In the stories Aes Sedai wonders were always accompanied by flashes and thunderclaps, or other signs to indicate mighty works and great powers. The Power. The One Power, drawn from the True Source that drove the Wheel of Time. [....] For all he could tell, though, Moiraine might just as well have gone to sleep.
I am left wondering if there's going to be any explanation for any of the Capitalised Terms of this mythos, and if they will actually matter.  Why is it the One Power?  (Especially if it comes in male and female flavours and they apparently don't touch enough for the curse on the male part to infect the female part?)  Are there False Sources?

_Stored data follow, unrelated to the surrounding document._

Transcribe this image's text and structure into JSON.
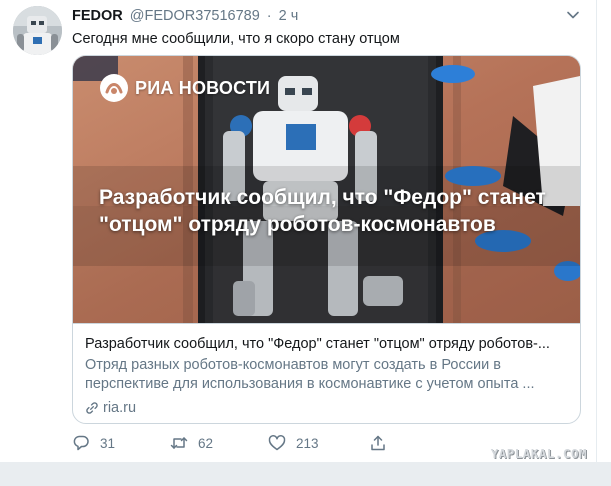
{
  "tweet": {
    "author_name": "FEDOR",
    "author_handle": "@FEDOR37516789",
    "separator": "·",
    "time": "2 ч",
    "text": "Сегодня мне сообщили, что я скоро стану отцом"
  },
  "card": {
    "logo_text": "РИА НОВОСТИ",
    "headline": "Разработчик сообщил, что \"Федор\" станет \"отцом\" отряду роботов-космонавтов",
    "title": "Разработчик сообщил, что \"Федор\" станет \"отцом\" отряду роботов-...",
    "description": "Отряд разных роботов-космонавтов могут создать в России в перспективе для использования в космонавтике с учетом опыта ...",
    "domain": "ria.ru"
  },
  "actions": {
    "reply_count": "31",
    "retweet_count": "62",
    "like_count": "213"
  },
  "icons": {
    "reply": "reply-icon",
    "retweet": "retweet-icon",
    "like": "like-icon",
    "share": "share-icon",
    "more": "chevron-down-icon",
    "link": "link-icon"
  },
  "colors": {
    "secondary_text": "#657786",
    "border": "#ccd6dd"
  },
  "watermark": "YAPLAKAL.COM"
}
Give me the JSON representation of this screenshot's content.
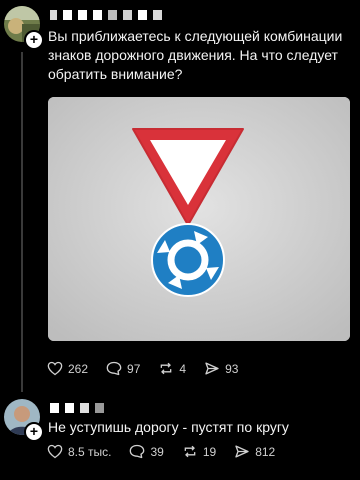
{
  "post": {
    "text": "Вы приближаетесь к следующей комбинации знаков дорожного движения. На что следует обратить внимание?",
    "likes": "262",
    "comments": "97",
    "reposts": "4",
    "shares": "93"
  },
  "reply": {
    "text": "Не уступишь дорогу - пустят по кругу",
    "likes": "8.5 тыс.",
    "comments": "39",
    "reposts": "19",
    "shares": "812"
  },
  "icons": {
    "like": "heart-icon",
    "comment": "comment-icon",
    "repost": "repost-icon",
    "share": "share-icon",
    "follow": "plus-icon"
  },
  "colors": {
    "background": "#000000",
    "sign_red": "#d9323a",
    "sign_blue": "#1f7fc4"
  }
}
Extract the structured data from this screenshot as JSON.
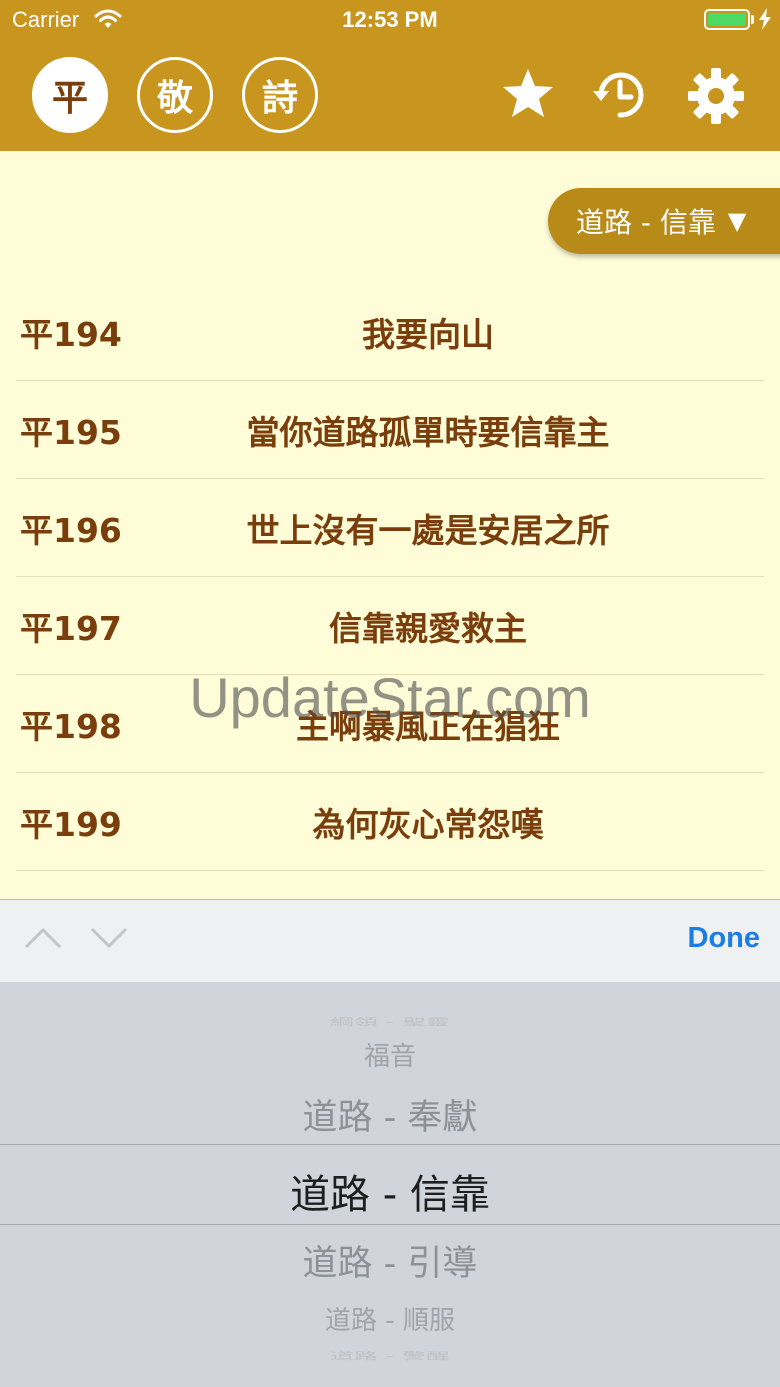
{
  "status_bar": {
    "carrier": "Carrier",
    "time": "12:53 PM"
  },
  "nav": {
    "tabs": [
      {
        "label": "平",
        "active": true
      },
      {
        "label": "敬",
        "active": false
      },
      {
        "label": "詩",
        "active": false
      }
    ],
    "icons": [
      "star-icon",
      "history-icon",
      "gear-icon"
    ]
  },
  "category": {
    "label": "道路 - 信靠",
    "arrow": "▼"
  },
  "hymns": [
    {
      "number": "平194",
      "title": "我要向山"
    },
    {
      "number": "平195",
      "title": "當你道路孤單時要信靠主"
    },
    {
      "number": "平196",
      "title": "世上沒有一處是安居之所"
    },
    {
      "number": "平197",
      "title": "信靠親愛救主"
    },
    {
      "number": "平198",
      "title": "主啊暴風正在猖狂"
    },
    {
      "number": "平199",
      "title": "為何灰心常怨嘆"
    }
  ],
  "watermark": "UpdateStar.com",
  "toolbar": {
    "done_label": "Done"
  },
  "picker": {
    "options": [
      "福音",
      "道路 - 奉獻",
      "道路 - 信靠",
      "道路 - 引導",
      "道路 - 順服"
    ],
    "selected": "道路 - 信靠"
  },
  "colors": {
    "accent": "#c8961e",
    "background": "#fefdd8",
    "text_brown": "#7a3e0c",
    "done_blue": "#1a7ee6"
  }
}
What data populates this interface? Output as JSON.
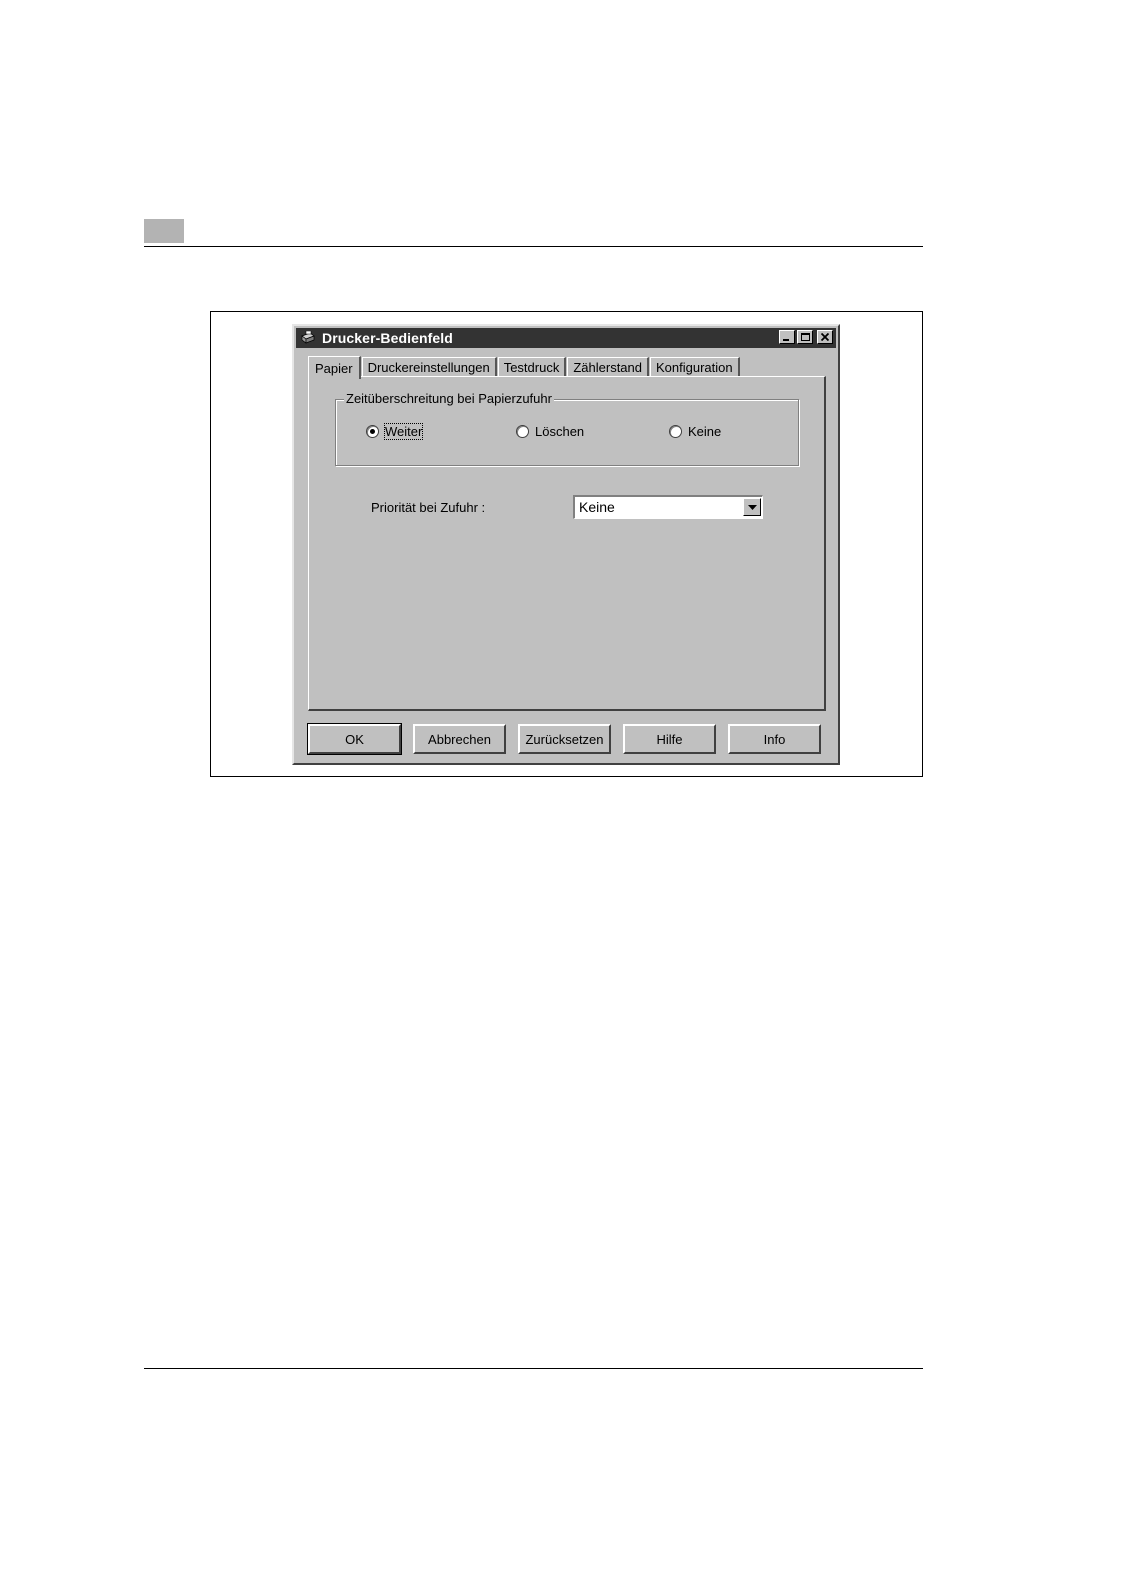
{
  "dialog": {
    "title": "Drucker-Bedienfeld"
  },
  "tabs": [
    {
      "label": "Papier",
      "active": true
    },
    {
      "label": "Druckereinstellungen",
      "active": false
    },
    {
      "label": "Testdruck",
      "active": false
    },
    {
      "label": "Zählerstand",
      "active": false
    },
    {
      "label": "Konfiguration",
      "active": false
    }
  ],
  "paper_feed_timeout": {
    "group_label": "Zeitüberschreitung bei Papierzufuhr",
    "options": [
      {
        "label": "Weiter",
        "selected": true
      },
      {
        "label": "Löschen",
        "selected": false
      },
      {
        "label": "Keine",
        "selected": false
      }
    ]
  },
  "feed_priority": {
    "label": "Priorität bei Zufuhr :",
    "value": "Keine"
  },
  "buttons": {
    "ok": "OK",
    "cancel": "Abbrechen",
    "reset": "Zurücksetzen",
    "help": "Hilfe",
    "info": "Info"
  },
  "icons": {
    "app": "printer-icon",
    "minimize": "minimize-icon",
    "maximize": "maximize-icon",
    "close": "close-icon",
    "dropdown": "chevron-down-icon"
  },
  "colors": {
    "titlebar": "#333333",
    "dialog_face": "#c0c0c0"
  }
}
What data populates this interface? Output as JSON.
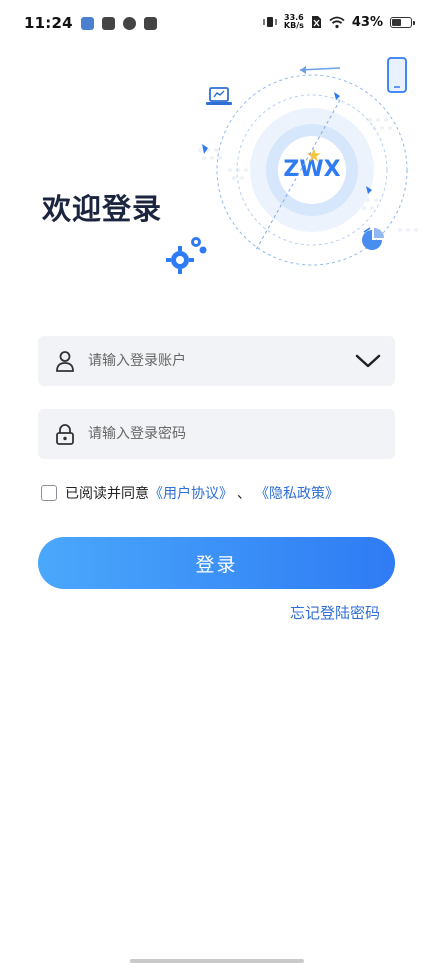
{
  "status_bar": {
    "time": "11:24",
    "net_speed_value": "33.6",
    "net_speed_unit": "KB/s",
    "battery_text": "43%",
    "battery_level": 0.43
  },
  "page": {
    "title": "欢迎登录",
    "brand_logo_text": "ZWX"
  },
  "form": {
    "username_placeholder": "请输入登录账户",
    "password_placeholder": "请输入登录密码",
    "agree_prefix": "已阅读并同意",
    "user_agreement": "《用户协议》",
    "separator": "、",
    "privacy_policy": "《隐私政策》",
    "login_label": "登录",
    "forgot_label": "忘记登陆密码"
  },
  "colors": {
    "accent": "#2f7bf4",
    "link": "#2f6fd6",
    "title": "#1c2540"
  },
  "icons": {
    "user": "user-icon",
    "lock": "lock-icon",
    "dropdown": "chevron-down-icon"
  }
}
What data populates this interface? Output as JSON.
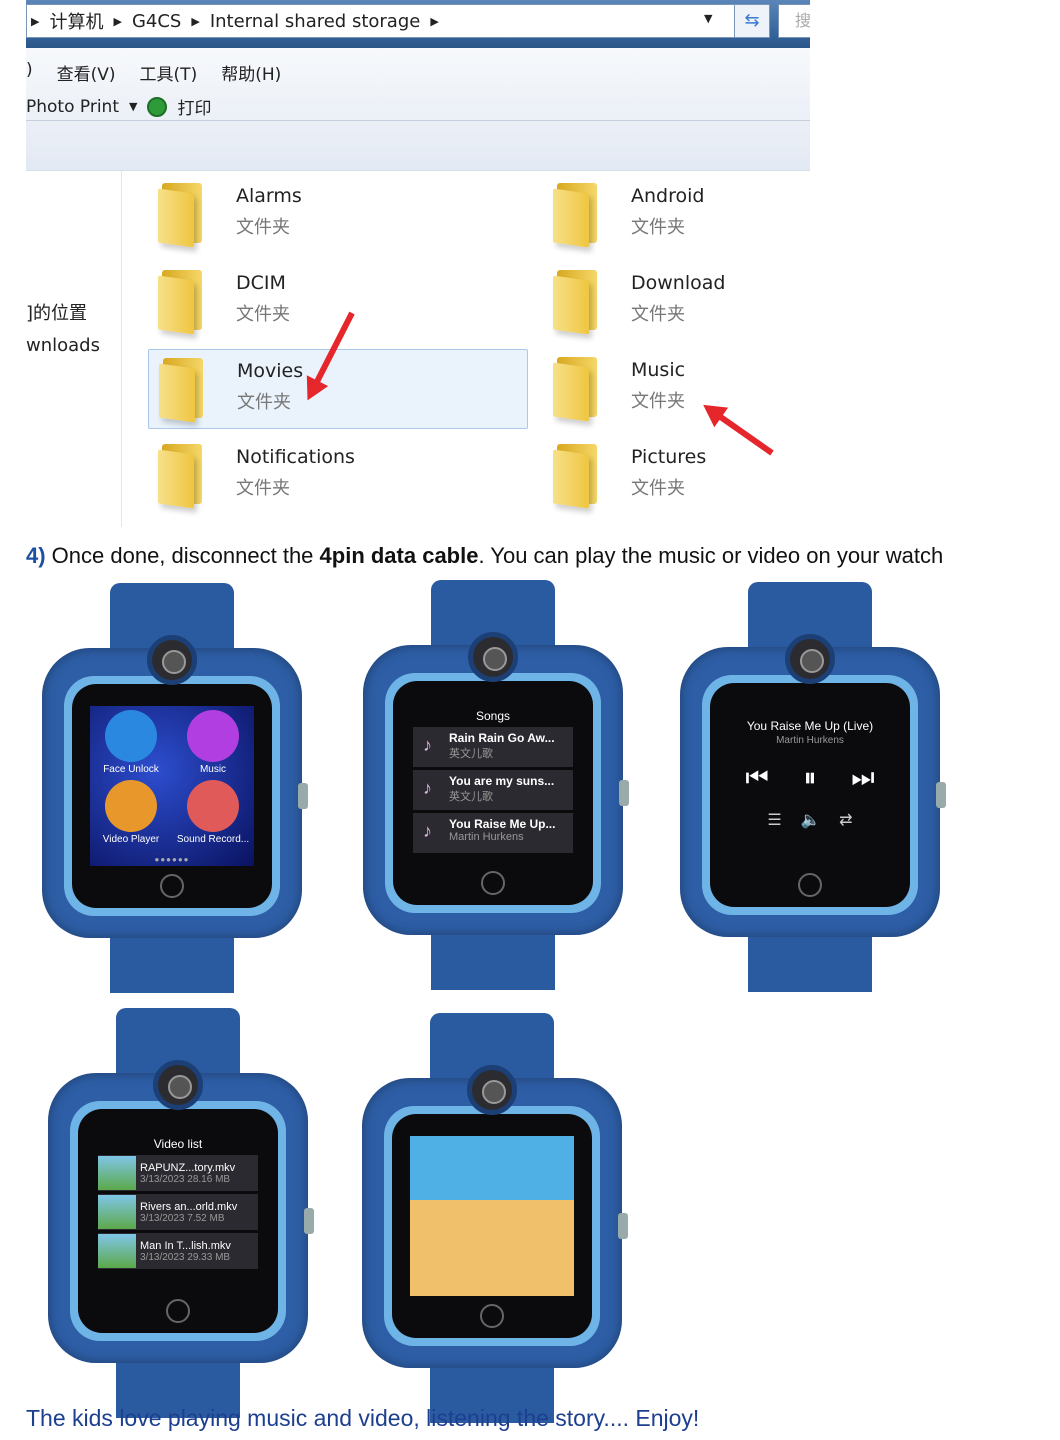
{
  "explorer": {
    "breadcrumb": [
      "计算机",
      "G4CS",
      "Internal shared storage"
    ],
    "search_glyph": "搜",
    "menus": [
      ")",
      "查看(V)",
      "工具(T)",
      "帮助(H)"
    ],
    "toolbar": {
      "photo_print": "Photo Print",
      "print": "打印"
    },
    "nav": [
      "]的位置",
      "wnloads"
    ],
    "folders": [
      {
        "name": "Alarms",
        "type": "文件夹"
      },
      {
        "name": "Android",
        "type": "文件夹"
      },
      {
        "name": "DCIM",
        "type": "文件夹"
      },
      {
        "name": "Download",
        "type": "文件夹"
      },
      {
        "name": "Movies",
        "type": "文件夹",
        "selected": true
      },
      {
        "name": "Music",
        "type": "文件夹"
      },
      {
        "name": "Notifications",
        "type": "文件夹"
      },
      {
        "name": "Pictures",
        "type": "文件夹"
      }
    ],
    "arrow_color": "#e5262b"
  },
  "step": {
    "num": "4)",
    "pre": " Once done, disconnect the ",
    "bold": "4pin data cable",
    "post": ". You can play the music or video on your watch"
  },
  "watch1": {
    "apps": [
      "Face Unlock",
      "Music",
      "Video Player",
      "Sound Record..."
    ]
  },
  "watch2": {
    "title": "Songs",
    "songs": [
      {
        "title": "Rain Rain Go Aw...",
        "sub": "英文儿歌"
      },
      {
        "title": "You are my suns...",
        "sub": "英文儿歌"
      },
      {
        "title": "You Raise Me Up...",
        "sub": "Martin Hurkens"
      }
    ]
  },
  "watch3": {
    "title": "You Raise Me Up (Live)",
    "artist": "Martin Hurkens"
  },
  "watch4": {
    "title": "Video list",
    "videos": [
      {
        "name": "RAPUNZ...tory.mkv",
        "meta": "3/13/2023  28.16 MB"
      },
      {
        "name": "Rivers an...orld.mkv",
        "meta": "3/13/2023  7.52 MB"
      },
      {
        "name": "Man In T...lish.mkv",
        "meta": "3/13/2023  29.33 MB"
      }
    ]
  },
  "footer": "The kids love playing music and video, listening the story.... Enjoy!",
  "colors": {
    "watch_body": "#2d5ea6",
    "bezel": "#6eb4e6",
    "step_number": "#1d4fa3",
    "footer_text": "#1d3f8f"
  }
}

Lan notices Rand's sword, and explains that the herons are a mark of a master swordsman, and remarks like eight times on how strange it is for it to be in the hands of a sheepherder.  (Isn't shepherd a word here?)  Rand diverts to talk about the Black Rider, which Moiraine says doesn't matter much now and wouldn't have helped even if they'd known in advance.  She slanders carrion-eaters more as minions for the Dark One, and then Rand notes that his dad is looking better.  Moiraine explains Morgul Shayol Ghul blades for anyone who hasn't read Lord of the Rings already, and says that even her angreal can't do too much for a tainted wound.  (Not sure why exactly she flashes the holy irreplaceable relic at Rand.)  There's more capitalised talk about how the black rider was a Myrddraal which is also called a Halfman, Lurk, Fade, or Shadowman, spawned from early experiments by Dreadlords when they were making Trollocs.  There's a kind of unrepentant enthusiasm for just throwing in new words that I am starting to get caught up in again.  Dwerrow.  That's not in the book, I just like to say it.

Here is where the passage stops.